The Congress of the People (COP), one unit in the People's Partnership coalition, led an "axe-the-tax" campaign. Rowley said yesterday: "In the dead of night, on the eve of Carnival, the Government slips this bill (Lands and Buildings Taxes Act) into Parliament." He said the People's Partnership was elected to govern this country because of its election promise to abolish the tax. Since the PP assumed power, there has been an amnesty on the tax and residents have not been paying it.

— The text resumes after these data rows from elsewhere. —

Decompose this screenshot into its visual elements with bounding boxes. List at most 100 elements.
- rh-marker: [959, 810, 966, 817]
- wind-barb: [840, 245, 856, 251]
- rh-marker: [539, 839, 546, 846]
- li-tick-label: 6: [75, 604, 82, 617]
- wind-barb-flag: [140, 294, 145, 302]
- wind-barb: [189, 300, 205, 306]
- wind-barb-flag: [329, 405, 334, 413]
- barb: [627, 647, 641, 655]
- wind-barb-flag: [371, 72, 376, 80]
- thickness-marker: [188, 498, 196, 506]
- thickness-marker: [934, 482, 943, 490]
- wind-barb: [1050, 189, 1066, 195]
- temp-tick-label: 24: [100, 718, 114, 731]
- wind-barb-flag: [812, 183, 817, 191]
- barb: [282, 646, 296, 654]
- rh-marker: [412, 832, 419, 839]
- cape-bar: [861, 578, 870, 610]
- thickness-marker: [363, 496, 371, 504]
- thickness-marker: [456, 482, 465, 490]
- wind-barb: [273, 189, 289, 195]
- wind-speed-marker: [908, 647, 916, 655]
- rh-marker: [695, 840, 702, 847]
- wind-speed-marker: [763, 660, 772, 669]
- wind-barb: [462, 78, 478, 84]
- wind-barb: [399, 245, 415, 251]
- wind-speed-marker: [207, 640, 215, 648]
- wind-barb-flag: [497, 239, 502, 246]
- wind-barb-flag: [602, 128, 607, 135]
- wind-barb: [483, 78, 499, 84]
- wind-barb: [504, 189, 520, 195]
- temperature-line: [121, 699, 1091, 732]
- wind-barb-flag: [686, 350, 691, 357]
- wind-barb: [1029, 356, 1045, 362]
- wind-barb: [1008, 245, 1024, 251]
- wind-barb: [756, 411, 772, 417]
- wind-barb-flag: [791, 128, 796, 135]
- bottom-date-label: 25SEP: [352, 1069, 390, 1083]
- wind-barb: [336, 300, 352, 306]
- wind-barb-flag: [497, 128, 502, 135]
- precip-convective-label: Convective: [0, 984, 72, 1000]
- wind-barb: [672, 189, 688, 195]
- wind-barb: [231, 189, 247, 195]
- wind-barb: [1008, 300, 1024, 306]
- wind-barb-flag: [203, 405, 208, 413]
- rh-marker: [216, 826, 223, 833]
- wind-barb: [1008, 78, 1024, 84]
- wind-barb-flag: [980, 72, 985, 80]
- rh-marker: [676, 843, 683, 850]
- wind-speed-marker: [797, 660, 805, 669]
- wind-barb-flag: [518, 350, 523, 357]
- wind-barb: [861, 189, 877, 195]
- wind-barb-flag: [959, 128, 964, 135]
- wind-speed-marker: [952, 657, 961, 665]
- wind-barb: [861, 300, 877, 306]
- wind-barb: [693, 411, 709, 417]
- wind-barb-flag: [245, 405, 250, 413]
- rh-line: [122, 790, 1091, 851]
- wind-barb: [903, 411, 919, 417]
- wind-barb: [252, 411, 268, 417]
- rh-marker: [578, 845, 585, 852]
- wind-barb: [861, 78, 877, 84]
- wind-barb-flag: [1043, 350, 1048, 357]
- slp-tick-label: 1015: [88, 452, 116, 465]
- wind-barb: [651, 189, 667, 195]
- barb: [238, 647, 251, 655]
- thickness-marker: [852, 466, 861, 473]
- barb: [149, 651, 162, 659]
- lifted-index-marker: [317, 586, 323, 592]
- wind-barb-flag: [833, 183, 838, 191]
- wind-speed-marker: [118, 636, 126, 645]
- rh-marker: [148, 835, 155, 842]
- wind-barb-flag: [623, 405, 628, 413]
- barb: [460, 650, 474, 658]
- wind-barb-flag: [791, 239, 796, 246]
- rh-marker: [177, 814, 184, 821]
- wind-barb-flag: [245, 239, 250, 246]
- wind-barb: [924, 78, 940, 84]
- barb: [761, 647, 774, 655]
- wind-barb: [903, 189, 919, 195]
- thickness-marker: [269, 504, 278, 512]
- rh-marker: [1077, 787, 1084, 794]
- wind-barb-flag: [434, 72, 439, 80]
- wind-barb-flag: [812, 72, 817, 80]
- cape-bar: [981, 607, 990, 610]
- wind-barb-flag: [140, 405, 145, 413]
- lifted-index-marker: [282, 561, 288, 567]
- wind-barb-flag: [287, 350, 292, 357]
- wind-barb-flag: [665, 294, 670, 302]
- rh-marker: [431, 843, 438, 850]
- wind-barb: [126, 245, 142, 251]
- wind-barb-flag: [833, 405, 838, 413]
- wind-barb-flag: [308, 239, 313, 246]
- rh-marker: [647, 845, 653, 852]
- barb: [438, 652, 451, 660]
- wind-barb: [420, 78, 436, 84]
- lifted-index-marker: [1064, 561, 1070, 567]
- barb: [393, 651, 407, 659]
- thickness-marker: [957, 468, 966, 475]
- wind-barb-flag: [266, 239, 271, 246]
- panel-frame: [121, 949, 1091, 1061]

Rowley said the taxes were necessary to assist in the development of the country. He said the new bill proposes to increase the tax by more than 100 per cent of what the former PNM government had proposed. Rowley, reading from the new bill, said residential property tax would increase from three per cent under the former government to seven-and-a-half per cent annually. He added that the bill contained a provision for the Minister of Finance to subsequently increase the tax by a further three per cent to ten per cent.
He described the move as "the worst betrayal that can happen in the political environment in T&T." Rowley said the Kamla Persad-Bissessar administration had squandered its mandate. "As they have laid this before the Parliament, even before they debate or pass it, this Government has now destroyed its legitimacy in the eyes of the population," he said. He added that the PP had "no moral basis to hold on to office in this country or to govern the people of this country."
The Opposition Leader said whether it was called land and building tax or property tax, it is the same. He also said the bill proposed by the PP retained many of the provisions contained in the Property Tax Bill, including a provision to forfeit the property of non-paying residents. Rowley said under the former property tax, the University of the West Indies, the University of T&T, the University of the Southern Caribbean and cemeteries were exempt from the tax, but in the new bill only UWI was exempt. He said "under no circumstances" would the Opposition support the proposed legislation, which required a simple majority for passage.
He said the PNM was not saying the tax was not necessary, but was of the view "that this Government has no moral authority to take this action against the people." Rowley said citizens of T&T should not allow themselves to be taxed until there were fresh elections. He said two years ago when citizens had jobs and the economy was stronger, they were told not to pay the three per cent tax. Former finance minister Karen Tesheira had predicted that the PP Government would have to bring property tax, even if it was called by another name.